Thanks Jane Grafton for pointing this out. 


Most of the labs by potiential controls do not indicate positive or negative. Are the units relevant, or are they common across all institutions?

for example

"Anti-Phospholipid Profile"|"CARDIOLIPIN IGM ANTIBODY"|"9.8"|"MPL"|"<=9.2"

9.8 is the 'result value'

<=9.2 is the 'reference value'

-Does that mean that this particluar lab is positive?


-Should patients be excluded from controls if they have just ONE positive lab, therefore?

-Should all listed serology labs be included for every case in the DD?

Yes, 9.8 means positive in this lab. 

Patients should be excluded if they contain any positive lab. 

Yes, please please include all serology tests for both case and controls. Thank you. 

If there is an overlap of subphenotypes, what is the rule to decide which to list?

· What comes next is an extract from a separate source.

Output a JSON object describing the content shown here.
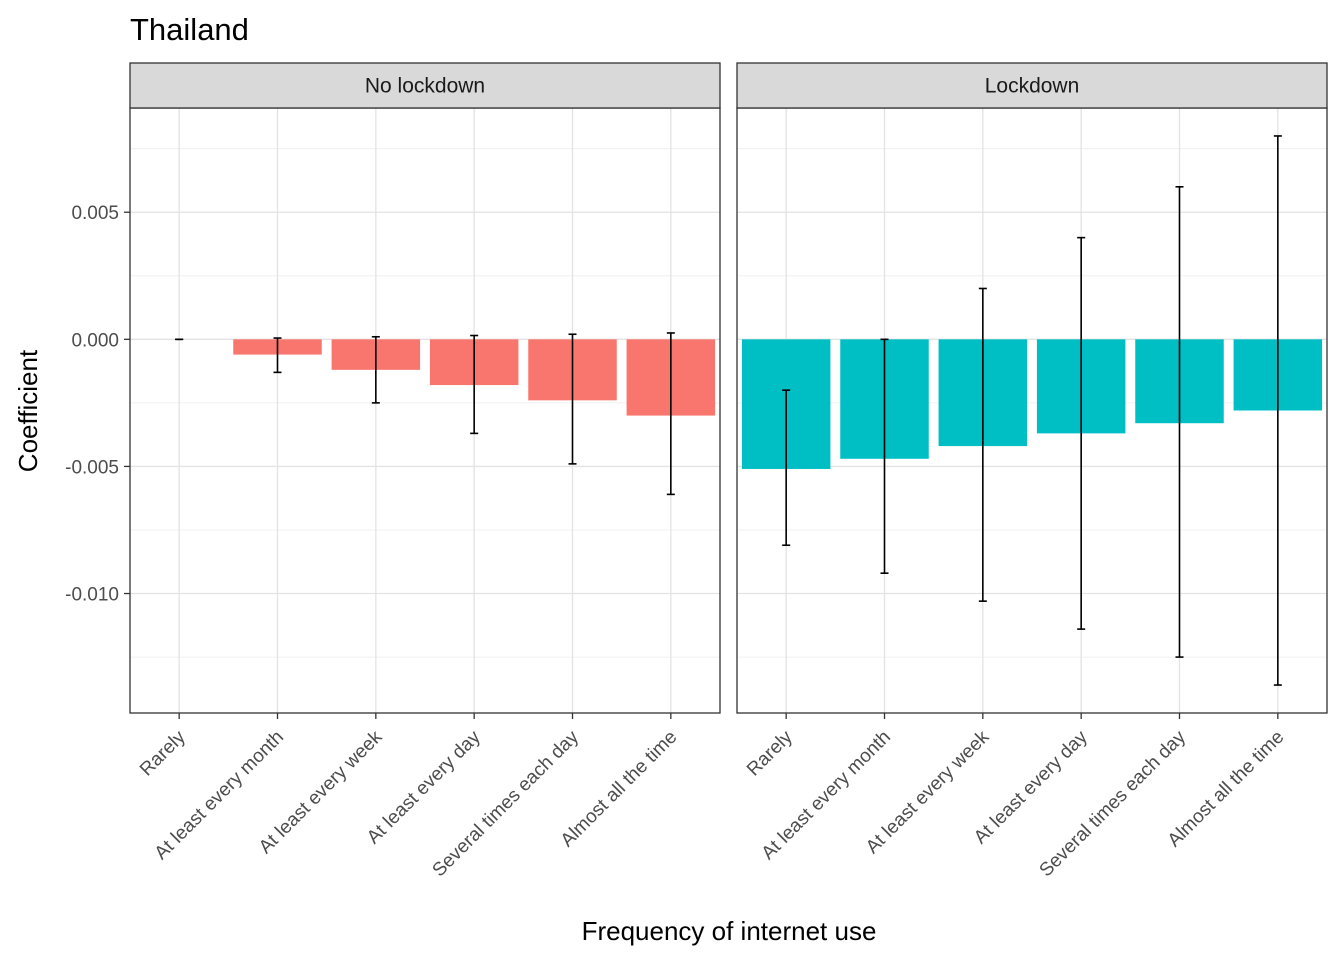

If there is no subphenotype and a case has only "Auto-inflammatory + Autoimmune (SNOMED)" codes, do we leave them as null in the subphenotype DD?

If there is overlap of subphenotypes, please label both. 

"Auto-inflammatory + Autoimmune (SNOMED)" codes are only used in Control, they are not used in Case. So if there is no subphenotype, then this is not CASE. 

The only ANCA labs that our cohort has seem to be non specific (Not C or P) Should we include these?

"Cytoplasmic Neutrophil Ab w/reflex to Titer/MPOPR3"
"Cytoplasmic Neutrophil Ab"
"ANCA  (Cytoplasmic Neutrophil Ab w/reflex to Titer/MPOPR3)"

It looks to us that the file AIDalgorithm_coding_V3b.txt has either ICD9 or ICD10 codes, but not both, for diseases Goodpasture, Dermatomyositis, Guillain-Barre, and Reiter's. Could you please check to see if that is correct or if we are in some way misreading the file? Thanks.

The file is correct and you are not misreading the files. For above four diseases, there either have ICD9 or ICD10 codes. But if you find ICD codes that are related to these disease that are not in the file, please let us know. Thank you. 

Could you share an OMOP SQL version of the algorithm? Thanks.

Hello Ken, Because many categorical labs are used in autoimmune phenotype and they are not populated in our current OMOP data, so we didn't implement the OMOP version. 


Some of the icd9 codes are just the 3 digit base code. For example 725 for arthirits polymyalgia... Are these valid codes or do we need to do a wild card search?